If you want to build from source (or precompiled binaries are not available):

• Flutter 3.38+
• FVM (optional, for version management)
• Rust toolchain:
  • rustup - Rust toolchain installer
  • cargo - Rust package manager (installed with rustup)
• protoc - Protocol Buffers compiler:
  • macOS: brew install protobuf
  • Ubuntu/Debian: apt-get install protobuf-compiler
  • Windows: Download from GitHub

Setup

# Clone the repository
git clone https://github.com/djx-y-z/libsignal_dart.git
cd libsignal_dart

# Install FVM and dependencies
make setup

# Run tests
make test

Available Commands

# Setup
make setup              # Install all required tools (Rust check, FVM, protoc, cargo-audit)
make setup-fvm          # Install FVM and project Flutter version only
make setup-protoc       # Install protoc (Protocol Buffers compiler)
make setup-rust-tools   # Install Rust tools (cargo-audit, flutter_rust_bridge_codegen)
make setup-web          # Install wasm-pack for web builds (optional)
make setup-android      # Install cargo-ndk for Android builds (optional)

# Development
make codegen            # Regenerate Flutter Rust Bridge bindings
make build              # Build Rust library locally (native)
make build-android      # Build for Android (requires cargo-ndk + NDK)
make build-web          # Build WASM for web (requires wasm-pack)

# Quality Assurance
make test               # Run tests
make coverage           # Run tests with coverage report
make analyze            # Run static analysis
make rust-audit         # Check Rust dependencies for vulnerabilities
make rust-check         # Quick Rust type check (updates Cargo.lock)
make format             # Format Dart code
make format-check       # Check Dart code formatting
make doc                # Generate API documentation

# Utilities
make get                # Get dependencies
make clean              # Clean build artifacts
make help               # Show all commands

Architecture

┌─────────────────────────────────────────────┐
│     libsignal-protocol (Rust crate)         │  ← Core implementation
├─────────────────────────────────────────────┤
│       rust/src/api/*.rs (Rust wrappers)     │  ← FRB-annotated functions
├─────────────────────────────────────────────┤
│      lib/src/rust/*.dart (FRB generated)    │  ← Auto-generated Dart API
├─────────────────────────────────────────────┤
│           lib/src/stores/*.dart             │  ← Store interfaces
└─────────────────────────────────────────────┘

Acknowledgements

This library would not be possible without libsignal by Signal, which provides the underlying Rust implementation of the Signal Protocol.

License

This project is licensed under the AGPL-3.0 License - see the LICENSE file for details.

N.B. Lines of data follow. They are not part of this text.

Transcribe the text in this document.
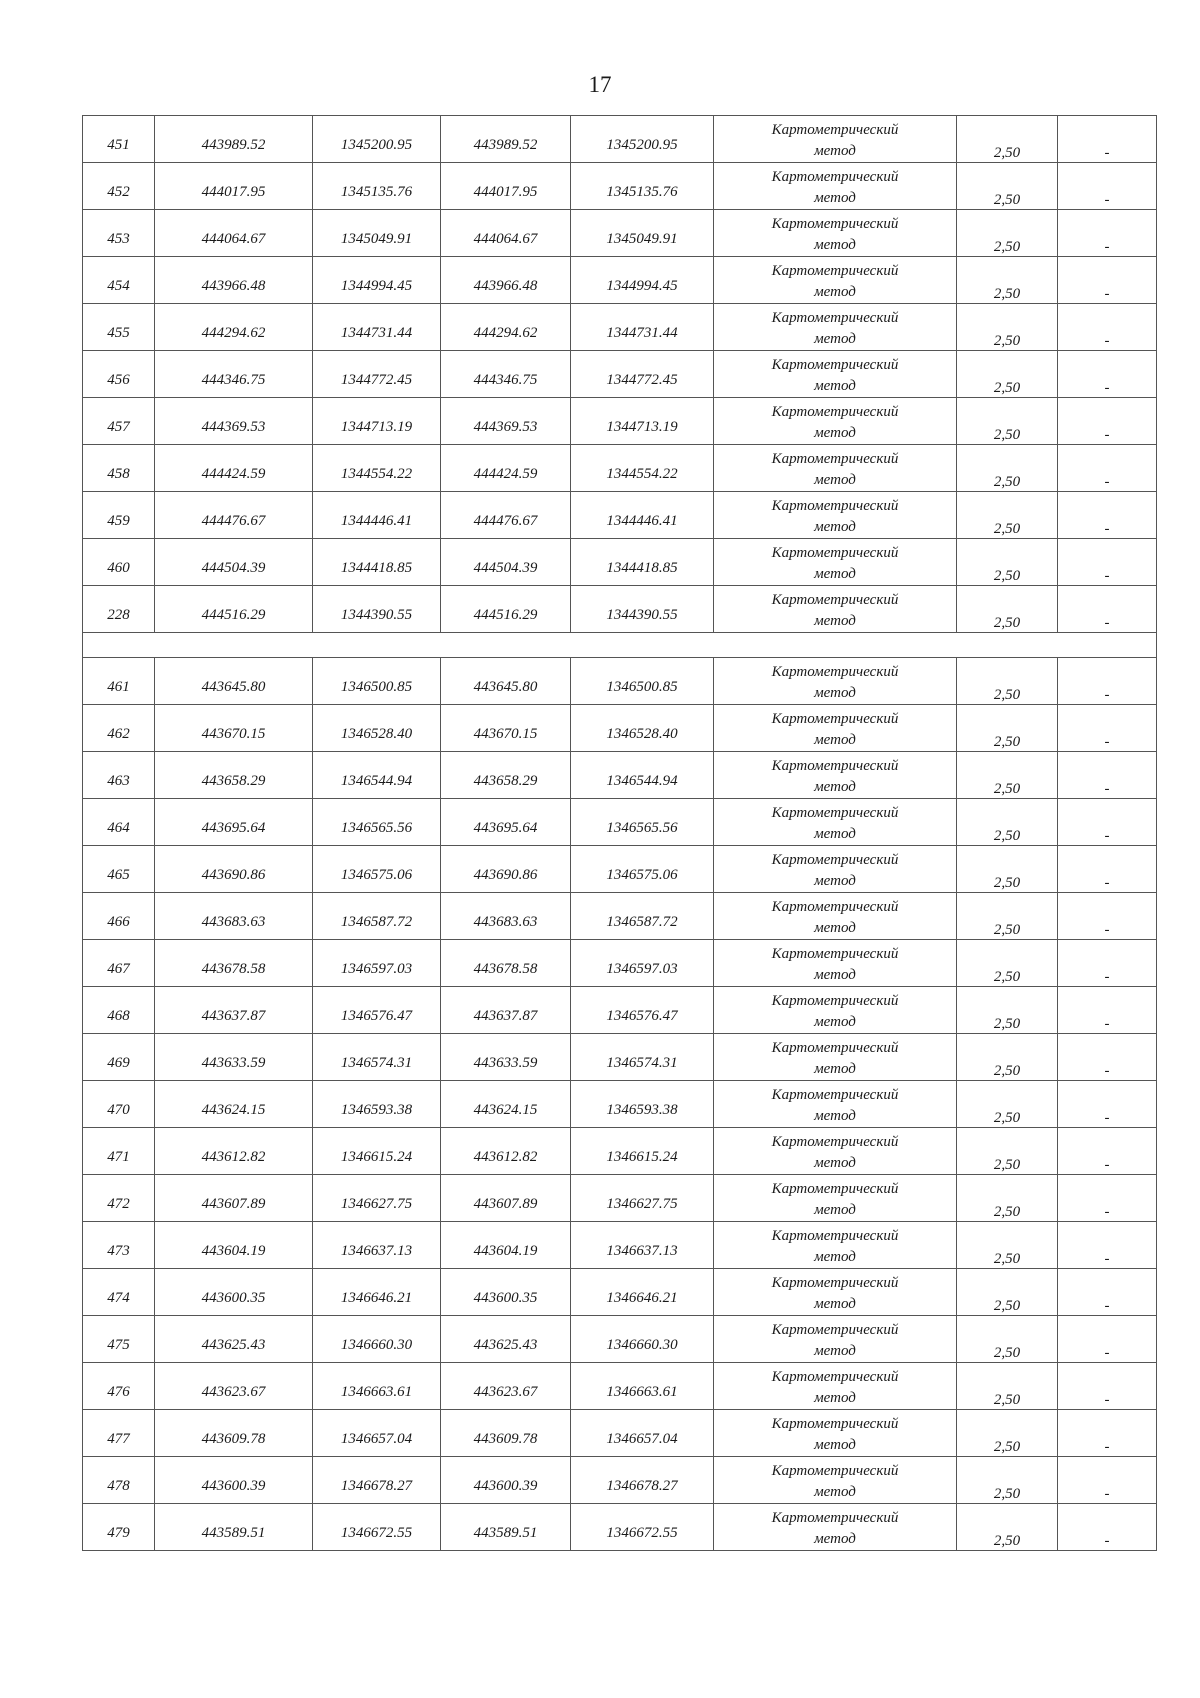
17
451	443989.52	1345200.95	443989.52	1345200.95	Картометрический метод	2,50	-

452	444017.95	1345135.76	444017.95	1345135.76	Картометрический метод	2,50	-

453	444064.67	1345049.91	444064.67	1345049.91	Картометрический метод	2,50	-

454	443966.48	1344994.45	443966.48	1344994.45	Картометрический метод	2,50	-

455	444294.62	1344731.44	444294.62	1344731.44	Картометрический метод	2,50	-

456	444346.75	1344772.45	444346.75	1344772.45	Картометрический метод	2,50	-

457	444369.53	1344713.19	444369.53	1344713.19	Картометрический метод	2,50	-

458	444424.59	1344554.22	444424.59	1344554.22	Картометрический метод	2,50	-

459	444476.67	1344446.41	444476.67	1344446.41	Картометрический метод	2,50	-

460	444504.39	1344418.85	444504.39	1344418.85	Картометрический метод	2,50	-

228	444516.29	1344390.55	444516.29	1344390.55	Картометрический метод	2,50	-

461	443645.80	1346500.85	443645.80	1346500.85	Картометрический метод	2,50	-

462	443670.15	1346528.40	443670.15	1346528.40	Картометрический метод	2,50	-

463	443658.29	1346544.94	443658.29	1346544.94	Картометрический метод	2,50	-

464	443695.64	1346565.56	443695.64	1346565.56	Картометрический метод	2,50	-

465	443690.86	1346575.06	443690.86	1346575.06	Картометрический метод	2,50	-

466	443683.63	1346587.72	443683.63	1346587.72	Картометрический метод	2,50	-

467	443678.58	1346597.03	443678.58	1346597.03	Картометрический метод	2,50	-

468	443637.87	1346576.47	443637.87	1346576.47	Картометрический метод	2,50	-

469	443633.59	1346574.31	443633.59	1346574.31	Картометрический метод	2,50	-

470	443624.15	1346593.38	443624.15	1346593.38	Картометрический метод	2,50	-

471	443612.82	1346615.24	443612.82	1346615.24	Картометрический метод	2,50	-

472	443607.89	1346627.75	443607.89	1346627.75	Картометрический метод	2,50	-

473	443604.19	1346637.13	443604.19	1346637.13	Картометрический метод	2,50	-

474	443600.35	1346646.21	443600.35	1346646.21	Картометрический метод	2,50	-

475	443625.43	1346660.30	443625.43	1346660.30	Картометрический метод	2,50	-

476	443623.67	1346663.61	443623.67	1346663.61	Картометрический метод	2,50	-

477	443609.78	1346657.04	443609.78	1346657.04	Картометрический метод	2,50	-

478	443600.39	1346678.27	443600.39	1346678.27	Картометрический метод	2,50	-

479	443589.51	1346672.55	443589.51	1346672.55	Картометрический метод	2,50	-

The bundled libsignal library is also licensed under AGPL-3.0 - see LICENSE.libsignal for the Signal license.

Related Projects

• libsignal - The underlying Rust library
• Signal - The Signal project
• Signal Protocol Specification - Protocol documentation

Contributing

Contributions are welcome! Please read our Contributing Guidelines before submitting issues or pull requests.

For major changes, please open an issue first to discuss what you would like to change.